Eight bits make a byte, so an 8-bit image with red, green, and blue, gives you 3 x 8 bits = 24 bits / 8 bites per byte = 3 bytes of information for each pixel. A 2MP cell phone camera therefore takes 2,000,000 pixels, each with 3 bytes of data, for 6,000,000 bytes of data. That’s 6 megabytes (let’s ignore mega versus Mega right now) of data in the raw image. Since that is a lot of data, there are lots of ways to save space in the image file and not store every bit of every byte of every pixel.
The easiest way is a simple compression called Run Length Limited, or RLL encoding. This means that if there are a string of numbers that are the same (very likely in a large file), then you only need to keep track of the first one, and then count how many there are. As a simple example: 1233333456, which takes up 10 characters, can be written as 123.5456, which takes up only 8. A 20% savings in space – but you have to know the code. A dot means the previous number repeats for X number of times, where X is the next digit after the dot. So 1233333333334567 (16 characters long), would have to be written 123.934567 (10 characters long), since we can only use one digit after the dot. Even still, we saved over 37% by using our simple RLL code.

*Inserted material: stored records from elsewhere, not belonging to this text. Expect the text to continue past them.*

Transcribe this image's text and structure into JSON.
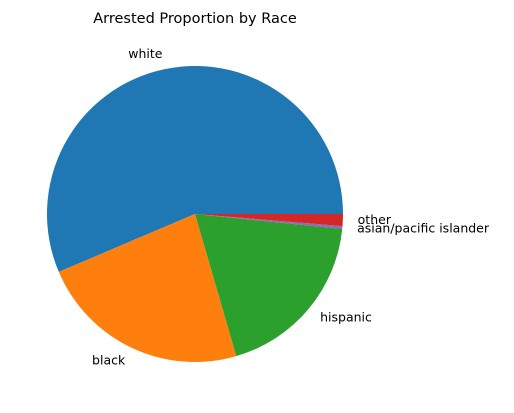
{
  "chart_data": {
    "type": "pie",
    "title": "Arrested Proportion by Race",
    "categories": [
      "white",
      "black",
      "hispanic",
      "asian/pacific islander",
      "other"
    ],
    "values": [
      56.4,
      23.1,
      18.9,
      0.3,
      1.3
    ],
    "colors": [
      "#1f77b4",
      "#ff7f0e",
      "#2ca02c",
      "#9467bd",
      "#d62728"
    ],
    "start_angle_deg": 0,
    "direction": "counterclockwise",
    "legend": "none"
  }
}
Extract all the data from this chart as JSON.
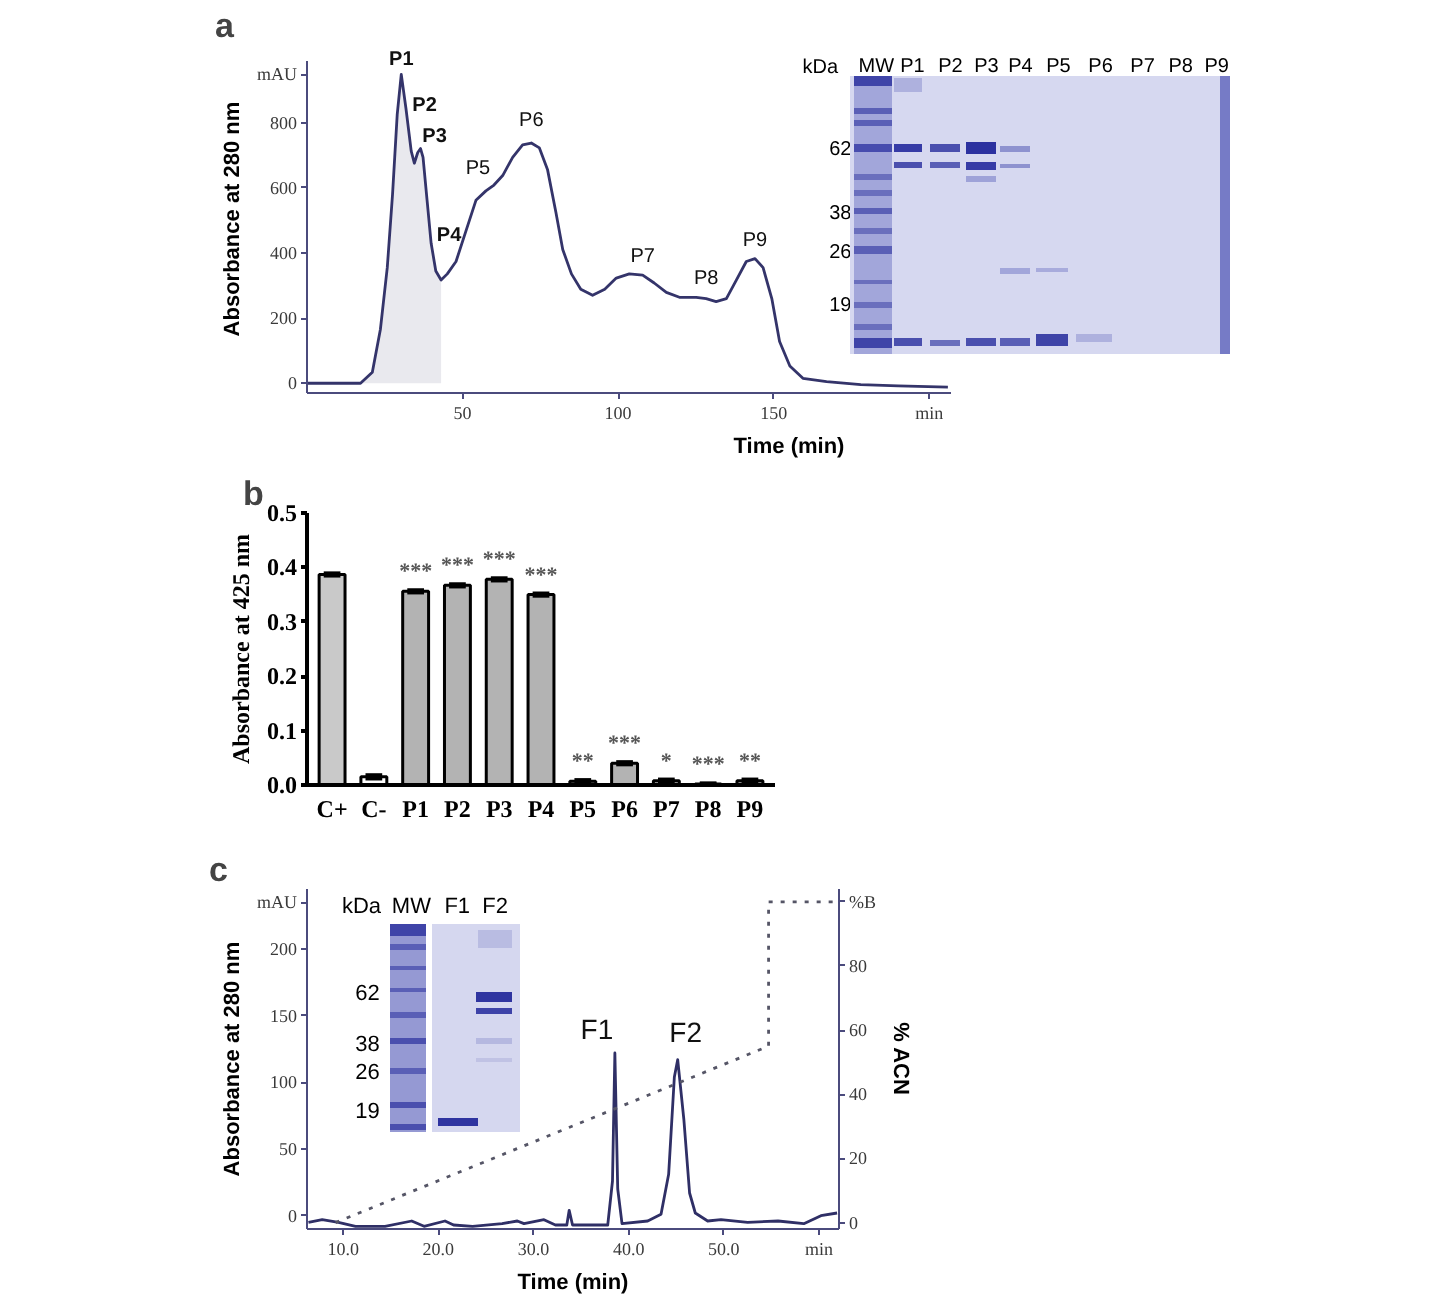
{
  "chart_data": [
    {
      "type": "line",
      "xlabel": "Time (min)",
      "ylabel": "Absorbance at 280 nm",
      "xlim": [
        0,
        207
      ],
      "ylim": [
        -30,
        990
      ],
      "xticks": [
        50,
        100,
        150,
        {
          "value": 200,
          "label": "min"
        }
      ],
      "yticks": [
        0,
        200,
        400,
        600,
        800,
        {
          "value": 950,
          "label": "mAU"
        }
      ],
      "series": [
        {
          "type": "area",
          "color": "#e9e9ee",
          "x": [
            17.2,
            21,
            23.6,
            25.8,
            27.5,
            29,
            30.3,
            31.8,
            33.5,
            34.5,
            35.6,
            36.5,
            37.3,
            38.6,
            39.9,
            41.4,
            43.1
          ],
          "values": [
            0,
            34,
            166,
            355,
            581,
            826,
            949,
            845,
            713,
            676,
            709,
            721,
            694,
            562,
            430,
            345,
            317
          ]
        },
        {
          "color": "#34346a",
          "x": [
            0,
            17.2,
            21,
            23.6,
            25.8,
            27.5,
            29,
            30.3,
            31.8,
            33.5,
            34.5,
            35.6,
            36.5,
            37.3,
            38.6,
            39.9,
            41.4,
            43.1,
            45.1,
            47.9,
            51.1,
            54.3,
            57.5,
            60.1,
            62.9,
            66.1,
            69.3,
            72.1,
            74.7,
            77.3,
            80,
            82.2,
            85,
            88,
            91.8,
            95.7,
            99.4,
            103.6,
            107.9,
            111.6,
            115.5,
            119.7,
            125.1,
            128.3,
            131.5,
            134.8,
            138,
            141.2,
            144,
            146.6,
            149.4,
            151.9,
            155.2,
            159.4,
            167,
            178,
            190,
            206
          ],
          "values": [
            0,
            0,
            34,
            166,
            355,
            581,
            826,
            949,
            845,
            713,
            676,
            709,
            721,
            694,
            562,
            430,
            345,
            317,
            336,
            374,
            468,
            562,
            591,
            609,
            638,
            694,
            732,
            738,
            723,
            657,
            525,
            411,
            336,
            289,
            270,
            289,
            323,
            336,
            332,
            308,
            279,
            264,
            264,
            260,
            251,
            260,
            317,
            374,
            383,
            355,
            260,
            128,
            53,
            15,
            5,
            -4,
            -8,
            -12
          ]
        }
      ],
      "annotations": [
        "a",
        "kDa",
        "MW",
        "P1",
        "P2",
        "P3",
        "P4",
        "P5",
        "P6",
        "P7",
        "P8",
        "P9",
        "62",
        "38",
        "26",
        "19",
        {
          "text": "P1",
          "x": 30.3,
          "y": 949
        },
        {
          "text": "P2",
          "x": 32,
          "y": 820
        },
        {
          "text": "P3",
          "x": 36.5,
          "y": 721
        },
        {
          "text": "P4",
          "x": 43.1,
          "y": 317
        },
        {
          "text": "P5",
          "x": 60.1,
          "y": 609
        },
        {
          "text": "P6",
          "x": 72.1,
          "y": 738
        },
        {
          "text": "P7",
          "x": 107.9,
          "y": 332
        },
        {
          "text": "P8",
          "x": 125.1,
          "y": 264
        },
        {
          "text": "P9",
          "x": 144,
          "y": 383
        }
      ]
    },
    {
      "type": "bar",
      "ylabel": "Absorbance at 425 nm",
      "categories": [
        "C+",
        "C-",
        "P1",
        "P2",
        "P3",
        "P4",
        "P5",
        "P6",
        "P7",
        "P8",
        "P9"
      ],
      "values": [
        0.387,
        0.015,
        0.356,
        0.367,
        0.378,
        0.35,
        0.007,
        0.04,
        0.008,
        0.002,
        0.008
      ],
      "errors": [
        0.002,
        0.003,
        0.002,
        0.002,
        0.002,
        0.002,
        0.002,
        0.002,
        0.002,
        0.001,
        0.002
      ],
      "colors": [
        "#c9c9c9",
        "#ffffff",
        "#b3b3b3",
        "#b3b3b3",
        "#b3b3b3",
        "#b3b3b3",
        "#b3b3b3",
        "#b3b3b3",
        "#b3b3b3",
        "#b3b3b3",
        "#b3b3b3"
      ],
      "value_labels": [
        null,
        null,
        "***",
        "***",
        "***",
        "***",
        "**",
        "***",
        "*",
        "***",
        "**"
      ],
      "ylim": [
        0,
        0.5
      ],
      "yticks": [
        {
          "value": 0,
          "label": "0.0"
        },
        0.1,
        0.2,
        0.3,
        0.4,
        0.5
      ],
      "annotations": [
        "b"
      ]
    },
    {
      "type": "line",
      "xlabel": "Time (min)",
      "ylabel": "Absorbance at 280 nm",
      "y2label": "% ACN",
      "xlim": [
        6.2,
        62.1
      ],
      "ylim": [
        -10,
        245
      ],
      "y2lim": [
        -2,
        104
      ],
      "xticks": [
        {
          "value": 10,
          "label": "10.0"
        },
        {
          "value": 20,
          "label": "20.0"
        },
        {
          "value": 30,
          "label": "30.0"
        },
        {
          "value": 40,
          "label": "40.0"
        },
        {
          "value": 50,
          "label": "50.0"
        },
        {
          "value": 60,
          "label": "min"
        }
      ],
      "yticks": [
        0,
        50,
        100,
        150,
        200,
        {
          "value": 235,
          "label": "mAU"
        }
      ],
      "y2ticks": [
        0,
        20,
        40,
        60,
        80,
        {
          "value": 100,
          "label": "%B"
        }
      ],
      "series": [
        {
          "color": "#2f2f66",
          "x": [
            6.35,
            7.8,
            9.5,
            11.3,
            14.4,
            17.2,
            18.5,
            20.7,
            21.6,
            23.6,
            26.7,
            28.3,
            29,
            31.1,
            32.3,
            33.5,
            33.75,
            34.1,
            37.8,
            38.3,
            38.55,
            38.85,
            39.3,
            42,
            43.4,
            44.2,
            44.8,
            45.15,
            45.8,
            46.4,
            47,
            48.3,
            49.7,
            52.5,
            55.7,
            58.4,
            60.2,
            61.9
          ],
          "values": [
            -5,
            -3,
            -5,
            -8,
            -8,
            -4,
            -8,
            -4,
            -7,
            -8,
            -6,
            -4,
            -6,
            -3,
            -7,
            -7,
            4,
            -7,
            -7,
            26,
            122,
            20,
            -6,
            -4,
            1,
            31,
            104,
            117,
            72,
            17,
            2,
            -4,
            -3,
            -5,
            -4,
            -6,
            0,
            2
          ]
        },
        {
          "axis": "y2",
          "color": "#555566",
          "line_style": "dotted",
          "x": [
            9.2,
            54.7,
            54.7,
            62.1
          ],
          "values": [
            0,
            55,
            100,
            100
          ]
        }
      ],
      "annotations": [
        "c",
        "kDa",
        "MW",
        "F1",
        "F2",
        "62",
        "38",
        "26",
        "19",
        {
          "text": "F1",
          "x": 38.55,
          "y": 122
        },
        {
          "text": "F2",
          "x": 45.15,
          "y": 117
        }
      ]
    }
  ]
}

That’s all fun and dandy, but digital images are very complex and might have similar numbers next to each other, but not always in a row. So we commonly use a compression technique devised by the Joint Photographic Experts Group, or JPEG (sometimes shortened to JPG for three letter filename types). In very simple terms, JPEGs use a trick that exploits the fact that the human eye can’t always tell the difference between two slightly different shades of colors. This lets the total number of colors be reduced, so the number of times that a certain color shows up is likely to occur more often, and you can use something like RLL encoding to shorten the overall length of the file. It’s all quite complicated, and it doesn’t much matter to us except for one very important thing:
JPEG compression is “lossy,” meaning that once you’ve compressed with it, you’ve permanently lost the data that you compressed out of it. You cannot regain 100% of the data that you started with if all you have is a JPEG image.

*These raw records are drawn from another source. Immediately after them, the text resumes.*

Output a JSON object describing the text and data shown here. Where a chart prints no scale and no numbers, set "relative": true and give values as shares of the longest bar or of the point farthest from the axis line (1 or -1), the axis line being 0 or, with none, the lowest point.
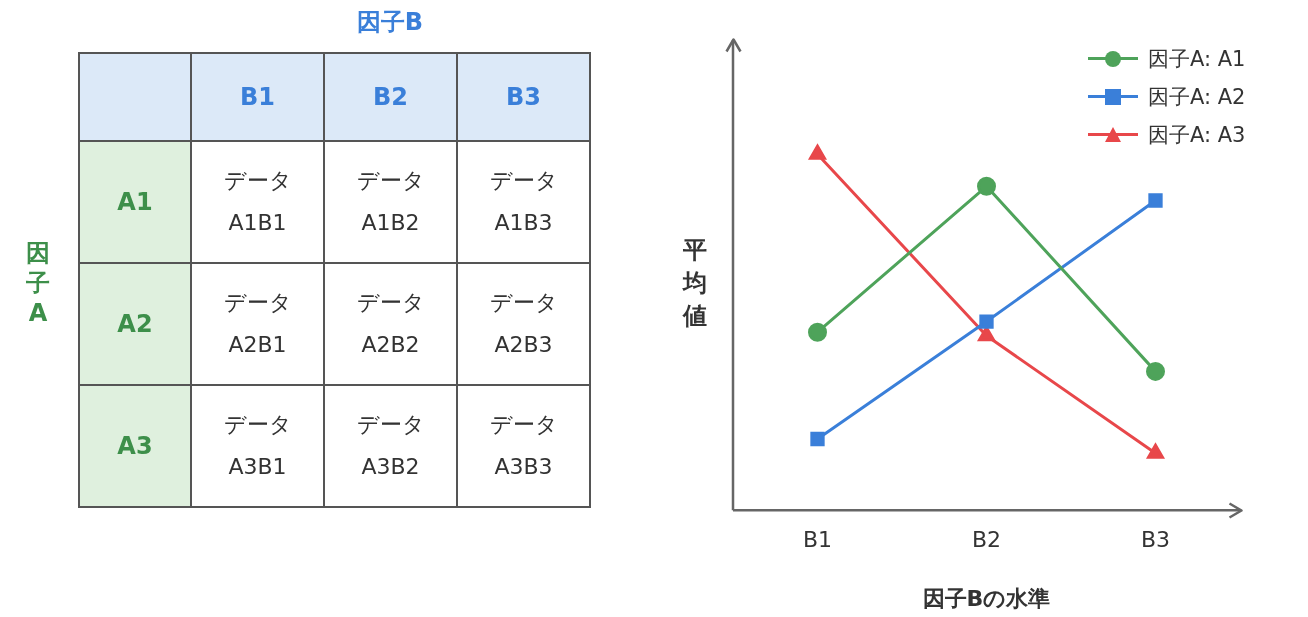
{
  "chart_data": [
    {
      "type": "other",
      "xlabel": "因子B",
      "ylabel": "因子A",
      "categories": [
        "B1",
        "B2",
        "B3"
      ],
      "y_categories": [
        "A1",
        "A2",
        "A3"
      ],
      "cell_labels": [
        [
          "データ\nA1B1",
          "データ\nA1B2",
          "データ\nA1B3"
        ],
        [
          "データ\nA2B1",
          "データ\nA2B2",
          "データ\nA2B3"
        ],
        [
          "データ\nA3B1",
          "データ\nA3B2",
          "データ\nA3B3"
        ]
      ]
    },
    {
      "type": "line",
      "relative": true,
      "xlabel": "因子Bの水準",
      "ylabel": "平均値",
      "categories": [
        "B1",
        "B2",
        "B3"
      ],
      "legend": "top right",
      "grid": false,
      "series": [
        {
          "name": "因子A: A1",
          "color": "#4ea35a",
          "marker": "circle",
          "values": [
            0.5,
            0.91,
            0.39
          ]
        },
        {
          "name": "因子A: A2",
          "color": "#3a7fd9",
          "marker": "square",
          "values": [
            0.2,
            0.53,
            0.87
          ]
        },
        {
          "name": "因子A: A3",
          "color": "#e8474a",
          "marker": "triangle",
          "values": [
            1,
            0.49,
            0.16
          ]
        }
      ]
    }
  ]
}
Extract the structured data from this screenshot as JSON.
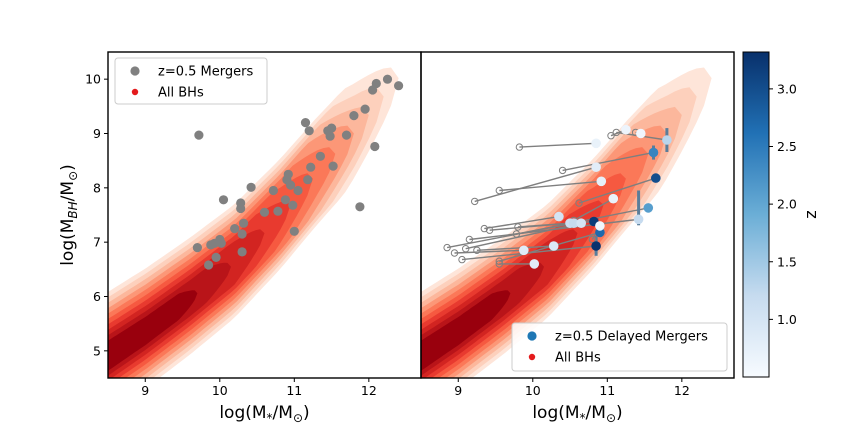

This is fine for most people and for most images. We tend to take pictures of things we see with our eyes because we want to remember them in some way. That’s why JPEG is the standard format that most digital cameras use to store their images in. But this can present a problem if we want to edit those pictures on the computer because the camera has decided what is important and what isn’t, and thrown the rest out when it created the JPEG image. We’ve lost some data that we might have been able to use on the computer.
This is especially problematic with images from the Time Machine, because we are often zooming in, changing colors, altering contrast, extracting data that isn’t visible to normal human vision, and other tricks to bring out the best in our images. If we’re starting with less than 100% of the data, then the best we can do is “pretty good” when it comes to our final image.

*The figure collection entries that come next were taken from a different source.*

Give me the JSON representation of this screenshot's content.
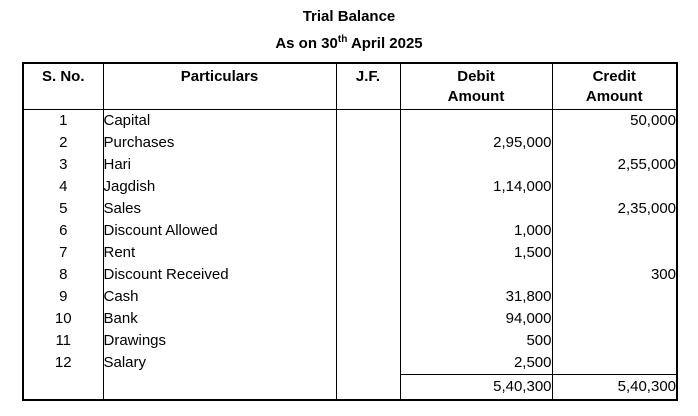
{
  "title": "Trial Balance",
  "subtitle": {
    "prefix": "As on 30",
    "superscript": "th",
    "suffix": " April 2025"
  },
  "table": {
    "headers": {
      "sno": "S. No.",
      "particulars": "Particulars",
      "jf": "J.F.",
      "debit_line1": "Debit",
      "debit_line2": "Amount",
      "credit_line1": "Credit",
      "credit_line2": "Amount"
    },
    "rows": [
      {
        "sno": "1",
        "particulars": "Capital",
        "jf": "",
        "debit": "",
        "credit": "50,000"
      },
      {
        "sno": "2",
        "particulars": "Purchases",
        "jf": "",
        "debit": "2,95,000",
        "credit": ""
      },
      {
        "sno": "3",
        "particulars": "Hari",
        "jf": "",
        "debit": "",
        "credit": "2,55,000"
      },
      {
        "sno": "4",
        "particulars": "Jagdish",
        "jf": "",
        "debit": "1,14,000",
        "credit": ""
      },
      {
        "sno": "5",
        "particulars": "Sales",
        "jf": "",
        "debit": "",
        "credit": "2,35,000"
      },
      {
        "sno": "6",
        "particulars": "Discount Allowed",
        "jf": "",
        "debit": "1,000",
        "credit": ""
      },
      {
        "sno": "7",
        "particulars": "Rent",
        "jf": "",
        "debit": "1,500",
        "credit": ""
      },
      {
        "sno": "8",
        "particulars": "Discount Received",
        "jf": "",
        "debit": "",
        "credit": "300"
      },
      {
        "sno": "9",
        "particulars": "Cash",
        "jf": "",
        "debit": "31,800",
        "credit": ""
      },
      {
        "sno": "10",
        "particulars": "Bank",
        "jf": "",
        "debit": "94,000",
        "credit": ""
      },
      {
        "sno": "11",
        "particulars": "Drawings",
        "jf": "",
        "debit": "500",
        "credit": ""
      },
      {
        "sno": "12",
        "particulars": "Salary",
        "jf": "",
        "debit": "2,500",
        "credit": ""
      }
    ],
    "totals": {
      "debit": "5,40,300",
      "credit": "5,40,300"
    }
  }
}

And this is why we use a camera that stores the image in both a JPEG format and what’s called a RAW format. RAW is the “raw data” that the imaging sensor detected and it’s simply written to the camera storage card (using something like RLL encoding, but with zero loss of data). If we start with the RAW format, we have all of the information and not just some of it, so we can make a better image in the end with further computer processing.
To show you the difference between the two, I’ve added an image in both RAW format and JPEG format of the same door from an area bed and breakfast. (Yes, even the Astropotamus takes a weekend off here and there and stays in his current time.) Compare the two images and you’ll see that the JPEG looks…wait, you decide for yourself what the differences are. Just remember, only the RAW version looks good to the Astropotamus once he’s finished editing it the way he wants on the computer.